What do I look for when looking for a qualified professional?
Good question. There are a lot of those “free lunch” seminars going on around the country, promising to explain estate planning — and you know there is no such thing as a free lunch!
First, you need to do some basic homework about the differences from between a simple will, joint tenancy, a revocable living trust — and other documents such as a living will (end of life directions) and a healthcare power of attorney. In fact, I think you’ve given me an idea for my next column. I haven’t written about that in a long time.
You should understand the basics BEFORE you meet with an estate planner. And how do you find one?
Well, your documents are governed by state laws. (If you move to another state, you’ll want to re-do your plan.) The first place I’d search, especially if you are over 65, is www.NAELA.org — the National Association of Elder Law Attorneys. Or, if you’re not at that stage yet, search by city and state at www.search-attorneys.com. This is the website for ALL estate planning attorneys. This is also a great site for basic information.

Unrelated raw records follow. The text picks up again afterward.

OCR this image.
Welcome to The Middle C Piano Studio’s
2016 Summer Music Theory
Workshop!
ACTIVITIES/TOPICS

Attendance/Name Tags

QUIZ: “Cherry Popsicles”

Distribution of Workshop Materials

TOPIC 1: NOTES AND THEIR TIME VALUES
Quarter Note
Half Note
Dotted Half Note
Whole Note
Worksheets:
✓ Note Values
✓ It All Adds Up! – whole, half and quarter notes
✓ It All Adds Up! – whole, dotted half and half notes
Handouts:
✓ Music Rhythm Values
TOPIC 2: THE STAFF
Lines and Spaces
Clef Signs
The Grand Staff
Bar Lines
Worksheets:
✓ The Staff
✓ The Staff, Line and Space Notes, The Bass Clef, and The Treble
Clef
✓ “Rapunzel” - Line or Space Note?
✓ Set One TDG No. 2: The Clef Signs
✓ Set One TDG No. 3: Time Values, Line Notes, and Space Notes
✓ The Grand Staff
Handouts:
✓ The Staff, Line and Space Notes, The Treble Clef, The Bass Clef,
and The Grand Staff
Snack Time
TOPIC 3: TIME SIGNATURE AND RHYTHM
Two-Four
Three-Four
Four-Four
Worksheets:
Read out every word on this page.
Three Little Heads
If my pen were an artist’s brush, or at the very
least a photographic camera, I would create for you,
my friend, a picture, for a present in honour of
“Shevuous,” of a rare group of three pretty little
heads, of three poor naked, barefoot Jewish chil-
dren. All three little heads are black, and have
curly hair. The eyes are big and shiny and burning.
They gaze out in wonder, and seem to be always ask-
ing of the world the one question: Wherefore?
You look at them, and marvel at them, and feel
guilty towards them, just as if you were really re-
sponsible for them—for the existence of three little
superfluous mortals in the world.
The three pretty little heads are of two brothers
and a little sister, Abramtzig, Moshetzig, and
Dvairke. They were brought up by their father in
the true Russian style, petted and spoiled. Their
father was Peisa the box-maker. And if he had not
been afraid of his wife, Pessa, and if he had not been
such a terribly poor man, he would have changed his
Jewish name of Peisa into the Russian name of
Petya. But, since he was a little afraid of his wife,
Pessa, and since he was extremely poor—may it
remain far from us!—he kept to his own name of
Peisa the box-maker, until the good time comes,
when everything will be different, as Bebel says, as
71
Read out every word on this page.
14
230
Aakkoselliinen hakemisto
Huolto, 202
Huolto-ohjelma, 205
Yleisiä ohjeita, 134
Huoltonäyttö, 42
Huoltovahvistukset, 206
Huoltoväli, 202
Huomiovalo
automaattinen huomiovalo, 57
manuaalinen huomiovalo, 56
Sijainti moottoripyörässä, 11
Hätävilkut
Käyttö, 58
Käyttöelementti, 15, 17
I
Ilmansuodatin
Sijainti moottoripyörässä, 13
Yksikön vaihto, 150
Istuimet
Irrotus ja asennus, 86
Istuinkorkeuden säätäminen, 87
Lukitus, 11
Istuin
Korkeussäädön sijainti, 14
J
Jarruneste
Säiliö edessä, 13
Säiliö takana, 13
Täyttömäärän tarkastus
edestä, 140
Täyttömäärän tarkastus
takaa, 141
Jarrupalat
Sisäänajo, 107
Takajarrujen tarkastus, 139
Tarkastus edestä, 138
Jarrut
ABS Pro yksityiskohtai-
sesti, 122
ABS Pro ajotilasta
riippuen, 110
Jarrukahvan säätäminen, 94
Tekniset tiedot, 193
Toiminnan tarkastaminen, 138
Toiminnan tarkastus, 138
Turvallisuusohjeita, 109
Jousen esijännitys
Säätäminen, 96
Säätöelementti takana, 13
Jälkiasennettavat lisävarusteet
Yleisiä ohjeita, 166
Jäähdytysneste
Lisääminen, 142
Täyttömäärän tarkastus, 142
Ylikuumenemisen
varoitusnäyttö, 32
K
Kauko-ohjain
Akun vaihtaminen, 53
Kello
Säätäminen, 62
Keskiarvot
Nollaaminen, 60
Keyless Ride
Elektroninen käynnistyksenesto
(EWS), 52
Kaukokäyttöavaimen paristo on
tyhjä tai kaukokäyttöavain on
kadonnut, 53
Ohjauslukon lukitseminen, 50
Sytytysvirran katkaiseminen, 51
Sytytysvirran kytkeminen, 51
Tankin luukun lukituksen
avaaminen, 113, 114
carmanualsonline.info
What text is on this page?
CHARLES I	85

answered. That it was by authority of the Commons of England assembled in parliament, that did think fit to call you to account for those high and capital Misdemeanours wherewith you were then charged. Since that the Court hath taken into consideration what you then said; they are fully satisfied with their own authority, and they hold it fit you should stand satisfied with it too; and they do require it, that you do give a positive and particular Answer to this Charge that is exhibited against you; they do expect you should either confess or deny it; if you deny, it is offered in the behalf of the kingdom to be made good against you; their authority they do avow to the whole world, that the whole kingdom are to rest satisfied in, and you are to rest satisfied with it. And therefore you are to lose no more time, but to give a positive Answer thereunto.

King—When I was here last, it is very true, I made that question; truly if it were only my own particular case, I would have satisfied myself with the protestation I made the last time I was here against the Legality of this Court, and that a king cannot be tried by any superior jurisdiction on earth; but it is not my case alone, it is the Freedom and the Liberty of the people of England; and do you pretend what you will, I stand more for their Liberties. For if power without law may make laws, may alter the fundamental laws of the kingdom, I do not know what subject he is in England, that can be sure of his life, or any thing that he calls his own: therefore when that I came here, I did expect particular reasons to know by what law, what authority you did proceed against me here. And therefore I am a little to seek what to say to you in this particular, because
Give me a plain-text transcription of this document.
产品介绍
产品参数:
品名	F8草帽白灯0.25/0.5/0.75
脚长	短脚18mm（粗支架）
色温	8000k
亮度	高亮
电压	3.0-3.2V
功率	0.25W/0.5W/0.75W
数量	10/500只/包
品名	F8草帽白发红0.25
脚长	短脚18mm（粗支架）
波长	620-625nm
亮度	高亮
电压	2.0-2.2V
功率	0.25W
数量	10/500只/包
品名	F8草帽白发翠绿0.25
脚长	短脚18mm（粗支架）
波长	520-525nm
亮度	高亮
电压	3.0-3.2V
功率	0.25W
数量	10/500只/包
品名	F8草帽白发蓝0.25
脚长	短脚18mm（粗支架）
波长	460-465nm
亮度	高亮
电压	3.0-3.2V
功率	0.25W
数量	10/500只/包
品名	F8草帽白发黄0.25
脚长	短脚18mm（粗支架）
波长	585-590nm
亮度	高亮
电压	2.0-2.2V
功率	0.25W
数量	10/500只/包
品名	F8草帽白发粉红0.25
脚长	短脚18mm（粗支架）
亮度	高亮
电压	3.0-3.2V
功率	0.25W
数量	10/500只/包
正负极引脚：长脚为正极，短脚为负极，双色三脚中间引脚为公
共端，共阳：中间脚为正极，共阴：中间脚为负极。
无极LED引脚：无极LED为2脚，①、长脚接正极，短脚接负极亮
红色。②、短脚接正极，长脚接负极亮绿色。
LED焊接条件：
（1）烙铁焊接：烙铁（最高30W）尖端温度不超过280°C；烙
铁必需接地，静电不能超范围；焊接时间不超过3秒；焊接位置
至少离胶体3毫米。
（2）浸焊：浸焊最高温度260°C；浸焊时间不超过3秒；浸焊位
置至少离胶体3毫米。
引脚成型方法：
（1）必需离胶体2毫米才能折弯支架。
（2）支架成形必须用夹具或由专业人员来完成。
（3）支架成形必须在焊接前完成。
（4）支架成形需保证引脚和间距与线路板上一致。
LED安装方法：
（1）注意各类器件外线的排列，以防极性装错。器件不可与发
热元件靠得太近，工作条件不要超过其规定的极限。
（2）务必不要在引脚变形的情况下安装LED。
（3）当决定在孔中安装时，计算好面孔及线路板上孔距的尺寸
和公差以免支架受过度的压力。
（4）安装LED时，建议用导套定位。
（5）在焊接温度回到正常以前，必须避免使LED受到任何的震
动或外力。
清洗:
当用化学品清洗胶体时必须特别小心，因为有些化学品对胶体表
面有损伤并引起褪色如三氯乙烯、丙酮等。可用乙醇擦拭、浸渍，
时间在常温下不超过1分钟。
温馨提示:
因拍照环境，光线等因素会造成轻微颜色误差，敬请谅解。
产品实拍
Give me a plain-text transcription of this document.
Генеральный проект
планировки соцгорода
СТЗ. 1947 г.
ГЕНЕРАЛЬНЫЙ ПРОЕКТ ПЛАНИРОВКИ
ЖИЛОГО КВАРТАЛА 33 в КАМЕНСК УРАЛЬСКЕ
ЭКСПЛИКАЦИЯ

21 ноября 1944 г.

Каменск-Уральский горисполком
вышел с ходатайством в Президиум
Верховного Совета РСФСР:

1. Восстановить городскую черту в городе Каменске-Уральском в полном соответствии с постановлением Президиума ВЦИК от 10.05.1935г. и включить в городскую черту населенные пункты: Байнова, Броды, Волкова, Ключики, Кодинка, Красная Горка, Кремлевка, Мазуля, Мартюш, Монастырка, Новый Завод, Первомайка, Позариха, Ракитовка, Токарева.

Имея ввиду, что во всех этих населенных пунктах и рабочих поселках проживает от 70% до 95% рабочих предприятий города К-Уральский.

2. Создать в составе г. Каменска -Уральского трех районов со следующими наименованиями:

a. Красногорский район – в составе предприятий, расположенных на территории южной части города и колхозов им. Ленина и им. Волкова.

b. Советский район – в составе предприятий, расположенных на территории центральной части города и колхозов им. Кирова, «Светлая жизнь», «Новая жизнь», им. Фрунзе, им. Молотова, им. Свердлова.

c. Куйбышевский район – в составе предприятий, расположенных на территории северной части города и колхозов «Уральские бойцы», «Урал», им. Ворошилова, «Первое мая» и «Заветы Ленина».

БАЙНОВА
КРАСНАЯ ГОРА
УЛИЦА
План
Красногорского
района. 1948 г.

Before you meet with one of them, it is fair to ask their fees for a simple will, or better yet — a Revocable Living Trust. Ask if that fee includes transferring title to major assets such as your home into the Revocable Living Trust.
You’re smart to get a qualified professional and pay a reasonable fee (typically about $1500 for a RLT, including asset transfer for a simple plan.) Remember, if you do it yourself and make a mistake, you won’t be around to fix it!